Ils sont très bien prisés par les Sénégalaises et les Sénégalais des villes, ces nombreux produits-nature dont le madd (Seba senegalensis), toll (Landolphia endolori) et le buy fruit du baobab sont assurément les superstars. Servis et consommés sous leurs diverses formes (brute ou transformée), en galettes, concoctions ou breuvages en tout genre, ils séduisent et font courir, ces succulents et exotiques « fruits sauvages ». Ils charment et attirent beaucoup encore depuis que le marketing 2.0 a fait irruption dans le marché des friandises locales. Et que, modernité aidant, ils sont aujourd’hui proposés aux clients de tous âges, sous leur emballage multicolore et multiforme comme ces gobelets à la bio-dégradibilité douteuse. Ou simplement enroulés (comme depuis mathusalem et encore aujourd’hui), dans ce tout-venant si commun dans nos commerces : le papier journal si ce ne sont pas les mini-sachets plastiques dont on ne glosera jamais sur les effets ravageurs sur l’environnement. Madd et Buy sont bien dans le…game. Avec eux tous ces autres produits de la gamme comme ditaax (Detarium senegalensis) kadd (Acacia albida) et autres sidéem (Ziziphus mauritania).

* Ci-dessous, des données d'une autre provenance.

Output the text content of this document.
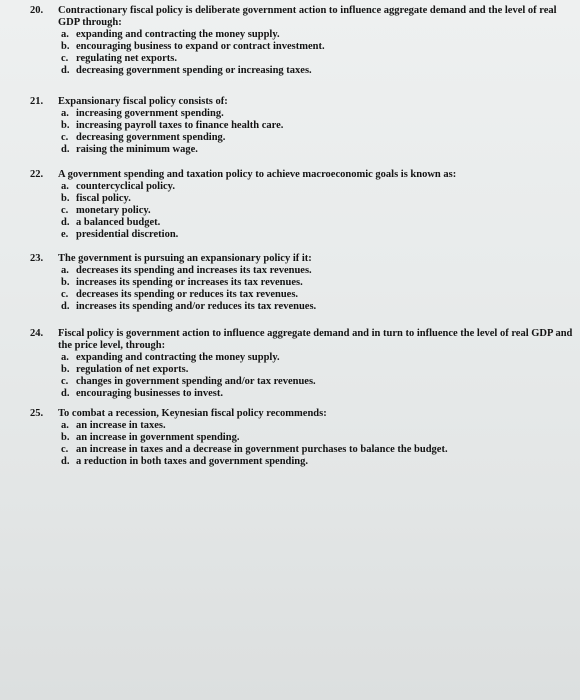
20.	Contractionary fiscal policy is deliberate government action to influence aggregate demand and the level of real GDP through:
a. expanding and contracting the money supply.
b. encouraging business to expand or contract investment.
c. regulating net exports.
d. decreasing government spending or increasing taxes.
21.	Expansionary fiscal policy consists of:
a. increasing government spending.
b. increasing payroll taxes to finance health care.
c. decreasing government spending.
d. raising the minimum wage.
22.	A government spending and taxation policy to achieve macroeconomic goals is known as:
a. countercyclical policy.
b. fiscal policy.
c. monetary policy.
d. a balanced budget.
e. presidential discretion.
23.	The government is pursuing an expansionary policy if it:
a. decreases its spending and increases its tax revenues.
b. increases its spending or increases its tax revenues.
c. decreases its spending or reduces its tax revenues.
d. increases its spending and/or reduces its tax revenues.
24.	Fiscal policy is government action to influence aggregate demand and in turn to influence the level of real GDP and the price level, through:
a. expanding and contracting the money supply.
b. regulation of net exports.
c. changes in government spending and/or tax revenues.
d. encouraging businesses to invest.
25.	To combat a recession, Keynesian fiscal policy recommends:
a. an increase in taxes.
b. an increase in government spending.
c. an increase in taxes and a decrease in government purchases to balance the budget.
d. a reduction in both taxes and government spending.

On oublie ceux que l’écologie a rangés aux oubliettes comme waraac (la prune des savanes), neew (la pomme tropicale des mêmes terres semi-arides) qui ont disparu ou presque à la faveur des changements climatiques qu’ont favorisés les coupes sauvages de bois ayant meurtri la biodiversité qui les générait. On les aime et adoube malgré tout. Qu’ils soient présents sur les étals des tablières de nos quartiers ou bien achalandés dans les rayons des supérettes et des grandes surfaces. Et pourtant ! Très rares sont ceux qui dans les agglomérations urbaines (parmi nos compatriotes les plus jeunes surtout) qui peuvent vous en dire autant sur les écosystèmes originaires et les biotopes de ces espèces d’arbres et d’arbustes dont ils sont les dérivés et sous-produits. Et pour cause. Passée la glorieuse période d’expérimentation-vulgarisation au milieu des années quatre-vingt avec l’Institut de technologie alimentaire (sous la houlette de Dr Thérèse Basse et, plus tard, du Pr Guiro) ayant abouti à leur transformation semi-industrielle et à leur commercialisation, ces denrées rangées dans la catégorie des Produits forestiers non-ligneux, plus connus sous leur acronyme générique de Pnlf n’ont pas toujours bénéficié de l’attention nécessaire de la part des décideurs et des acteurs, ni des investissements qu’ils méritent.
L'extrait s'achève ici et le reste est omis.